Gérard, Claudia, Lance, Emilie
Aquatic ecology 2019 v.53 no.1 pp. 79-96
Chironomidae, Ephemeroptera, Physella acuta, Trematoda, Trichoptera, breeding, drought, invasive species, macroinvertebrates, microcystins, monitoring, parasites, poisoning, toxicity
Freshwater biota increasingly undergo multiple stressors, but we poorly understand to what extent they influence the dynamics of community structure. Here, we study the impact of combined stressor exposure on gastropods at 9-year interval, through a monthly 1-year (2013) monitoring, also providing data on the occurrence of other macroinvertebrate taxa. Previous study in 2004 showed the occurrence of cyanobacterial proliferations, drought, trematode parasites and invasive non-native pulmonate Physa acuta.

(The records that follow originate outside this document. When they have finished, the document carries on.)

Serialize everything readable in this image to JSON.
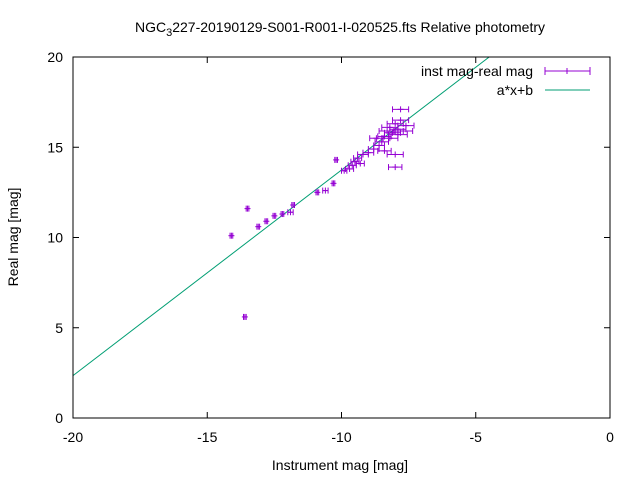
{
  "chart_data": {
    "type": "scatter",
    "title": "NGC 3227-20190129-S001-R001-I-020525.fts Relative photometry",
    "title_parts": {
      "prefix": "NGC",
      "sub": "3",
      "suffix": "227-20190129-S001-R001-I-020525.fts Relative photometry"
    },
    "xlabel": "Instrument mag [mag]",
    "ylabel": "Real mag [mag]",
    "xlim": [
      -20,
      0
    ],
    "ylim": [
      0,
      20
    ],
    "xticks": [
      -20,
      -15,
      -10,
      -5,
      0
    ],
    "yticks": [
      0,
      5,
      10,
      15,
      20
    ],
    "grid": false,
    "legend_position": "top-right",
    "colors": {
      "points": "#9400d3",
      "fit": "#009e73"
    },
    "series": [
      {
        "name": "inst mag-real mag",
        "kind": "points_with_xerror",
        "points": [
          {
            "x": -13.6,
            "y": 5.6,
            "xerr": 0.05
          },
          {
            "x": -14.1,
            "y": 10.1,
            "xerr": 0.05
          },
          {
            "x": -13.5,
            "y": 11.6,
            "xerr": 0.05
          },
          {
            "x": -13.1,
            "y": 10.6,
            "xerr": 0.05
          },
          {
            "x": -12.8,
            "y": 10.9,
            "xerr": 0.05
          },
          {
            "x": -12.5,
            "y": 11.2,
            "xerr": 0.05
          },
          {
            "x": -12.2,
            "y": 11.3,
            "xerr": 0.05
          },
          {
            "x": -11.9,
            "y": 11.4,
            "xerr": 0.1
          },
          {
            "x": -11.8,
            "y": 11.8,
            "xerr": 0.05
          },
          {
            "x": -10.9,
            "y": 12.5,
            "xerr": 0.05
          },
          {
            "x": -10.6,
            "y": 12.6,
            "xerr": 0.1
          },
          {
            "x": -10.3,
            "y": 13.0,
            "xerr": 0.05
          },
          {
            "x": -10.2,
            "y": 14.3,
            "xerr": 0.05
          },
          {
            "x": -9.9,
            "y": 13.7,
            "xerr": 0.1
          },
          {
            "x": -9.7,
            "y": 13.8,
            "xerr": 0.15
          },
          {
            "x": -9.6,
            "y": 14.0,
            "xerr": 0.15
          },
          {
            "x": -9.5,
            "y": 14.2,
            "xerr": 0.15
          },
          {
            "x": -9.4,
            "y": 14.4,
            "xerr": 0.15
          },
          {
            "x": -9.3,
            "y": 14.1,
            "xerr": 0.15
          },
          {
            "x": -9.2,
            "y": 14.6,
            "xerr": 0.2
          },
          {
            "x": -9.0,
            "y": 14.7,
            "xerr": 0.2
          },
          {
            "x": -8.8,
            "y": 14.9,
            "xerr": 0.2
          },
          {
            "x": -8.7,
            "y": 15.5,
            "xerr": 0.25
          },
          {
            "x": -8.6,
            "y": 15.1,
            "xerr": 0.2
          },
          {
            "x": -8.5,
            "y": 15.3,
            "xerr": 0.25
          },
          {
            "x": -8.4,
            "y": 15.6,
            "xerr": 0.25
          },
          {
            "x": -8.4,
            "y": 14.8,
            "xerr": 0.25
          },
          {
            "x": -8.3,
            "y": 15.9,
            "xerr": 0.3
          },
          {
            "x": -8.2,
            "y": 15.5,
            "xerr": 0.3
          },
          {
            "x": -8.2,
            "y": 16.1,
            "xerr": 0.3
          },
          {
            "x": -8.1,
            "y": 15.8,
            "xerr": 0.3
          },
          {
            "x": -8.0,
            "y": 16.3,
            "xerr": 0.3
          },
          {
            "x": -8.0,
            "y": 14.6,
            "xerr": 0.3
          },
          {
            "x": -8.0,
            "y": 13.9,
            "xerr": 0.25
          },
          {
            "x": -7.9,
            "y": 16.0,
            "xerr": 0.3
          },
          {
            "x": -7.9,
            "y": 15.7,
            "xerr": 0.35
          },
          {
            "x": -7.8,
            "y": 16.5,
            "xerr": 0.3
          },
          {
            "x": -7.8,
            "y": 17.1,
            "xerr": 0.3
          },
          {
            "x": -7.7,
            "y": 15.9,
            "xerr": 0.35
          },
          {
            "x": -7.6,
            "y": 16.2,
            "xerr": 0.3
          }
        ]
      },
      {
        "name": "a*x+b",
        "kind": "line",
        "x": [
          -20,
          -4.5
        ],
        "y": [
          2.35,
          20
        ]
      }
    ]
  }
}
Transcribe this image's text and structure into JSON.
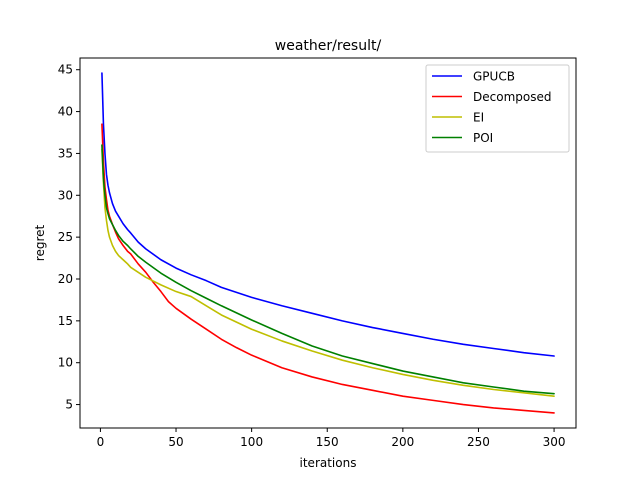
{
  "chart_data": {
    "type": "line",
    "title": "weather/result/",
    "xlabel": "iterations",
    "ylabel": "regret",
    "xlim": [
      -13.5,
      314.5
    ],
    "ylim": [
      2.2,
      46.4
    ],
    "xticks": [
      0,
      50,
      100,
      150,
      200,
      250,
      300
    ],
    "yticks": [
      5,
      10,
      15,
      20,
      25,
      30,
      35,
      40,
      45
    ],
    "grid": false,
    "legend_position": "top-right",
    "series": [
      {
        "name": "GPUCB",
        "color": "#0000ff",
        "x": [
          1,
          2,
          3,
          4,
          5,
          6,
          8,
          10,
          12,
          15,
          18,
          20,
          25,
          30,
          40,
          50,
          60,
          70,
          80,
          100,
          120,
          140,
          160,
          180,
          200,
          220,
          240,
          260,
          280,
          300
        ],
        "y": [
          44.6,
          38.5,
          35.0,
          32.5,
          31.2,
          30.3,
          29.0,
          28.1,
          27.5,
          26.6,
          25.9,
          25.5,
          24.4,
          23.6,
          22.3,
          21.3,
          20.5,
          19.8,
          19.0,
          17.8,
          16.8,
          15.9,
          15.0,
          14.2,
          13.5,
          12.8,
          12.2,
          11.7,
          11.2,
          10.8
        ]
      },
      {
        "name": "Decomposed",
        "color": "#ff0000",
        "x": [
          1,
          2,
          3,
          4,
          5,
          6,
          8,
          10,
          12,
          15,
          18,
          20,
          25,
          30,
          35,
          40,
          45,
          50,
          60,
          70,
          80,
          90,
          100,
          120,
          140,
          160,
          180,
          200,
          220,
          240,
          260,
          280,
          300
        ],
        "y": [
          38.5,
          34.0,
          31.0,
          29.5,
          28.2,
          27.5,
          26.5,
          25.6,
          24.8,
          24.0,
          23.3,
          23.0,
          21.8,
          20.8,
          19.6,
          18.5,
          17.3,
          16.5,
          15.2,
          14.0,
          12.8,
          11.8,
          10.9,
          9.4,
          8.3,
          7.4,
          6.7,
          6.0,
          5.5,
          5.0,
          4.6,
          4.3,
          4.0
        ]
      },
      {
        "name": "EI",
        "color": "#bfbf00",
        "x": [
          1,
          2,
          3,
          4,
          5,
          6,
          8,
          10,
          12,
          15,
          18,
          20,
          25,
          30,
          40,
          50,
          60,
          70,
          80,
          100,
          120,
          140,
          160,
          180,
          200,
          220,
          240,
          260,
          280,
          300
        ],
        "y": [
          35.5,
          31.5,
          28.5,
          27.0,
          25.8,
          25.0,
          24.0,
          23.3,
          22.8,
          22.3,
          21.8,
          21.4,
          20.8,
          20.2,
          19.3,
          18.5,
          17.9,
          16.8,
          15.7,
          14.0,
          12.6,
          11.4,
          10.3,
          9.4,
          8.6,
          7.9,
          7.3,
          6.8,
          6.4,
          6.0
        ]
      },
      {
        "name": "POI",
        "color": "#008000",
        "x": [
          1,
          2,
          3,
          4,
          5,
          6,
          8,
          10,
          12,
          15,
          18,
          20,
          25,
          30,
          40,
          50,
          60,
          70,
          80,
          100,
          120,
          140,
          160,
          180,
          200,
          220,
          240,
          260,
          280,
          300
        ],
        "y": [
          36.0,
          32.0,
          30.0,
          28.5,
          27.8,
          27.2,
          26.5,
          25.8,
          25.2,
          24.5,
          24.0,
          23.6,
          22.7,
          22.0,
          20.7,
          19.6,
          18.6,
          17.7,
          16.8,
          15.1,
          13.5,
          12.0,
          10.8,
          9.9,
          9.0,
          8.3,
          7.6,
          7.1,
          6.6,
          6.3
        ]
      }
    ]
  }
}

During the year 2013, we always detected cyanobacterial microcystins (MCs) in gastropods, from 59 to 4149 ng g⁻¹ fresh mass (vs. 0–246 ng g⁻¹ in 2004), suggesting a continuous and increased MC intoxication. Environmental intracellular MC concentrations were high (8–41 µg L⁻¹) from August to October 2013, whereas they were detected only in August 2004 (17 µg L⁻¹). In 2013, we recorded no trematodes among the 2490 sampled gastropods, and P. acuta represented 94% of gastropods (vs. 58% in 2004). After August 2013, nearly all gastropods disappeared as most other macroinvertebrates (except Chironomidae, Ephemeroptera and Trichoptera). The whole decline of gastropods and other macroinvertebrates, and the absence of trematodes strongly suggest adverse conditions in the study site. Despite acute stressful conditions suggested above, gastropod abundance was 13-fold higher in June 2013 (vs. 2004), reflecting successful recolonization and efficient breeding. Most gastropods exposed to drought and toxic bloom were young vulnerable stages. Thus, we supposed alternation of local gastropod extinctions versus recolonization that could induce, on a long term, a loss of diversity to the detriment of the most sensitive species.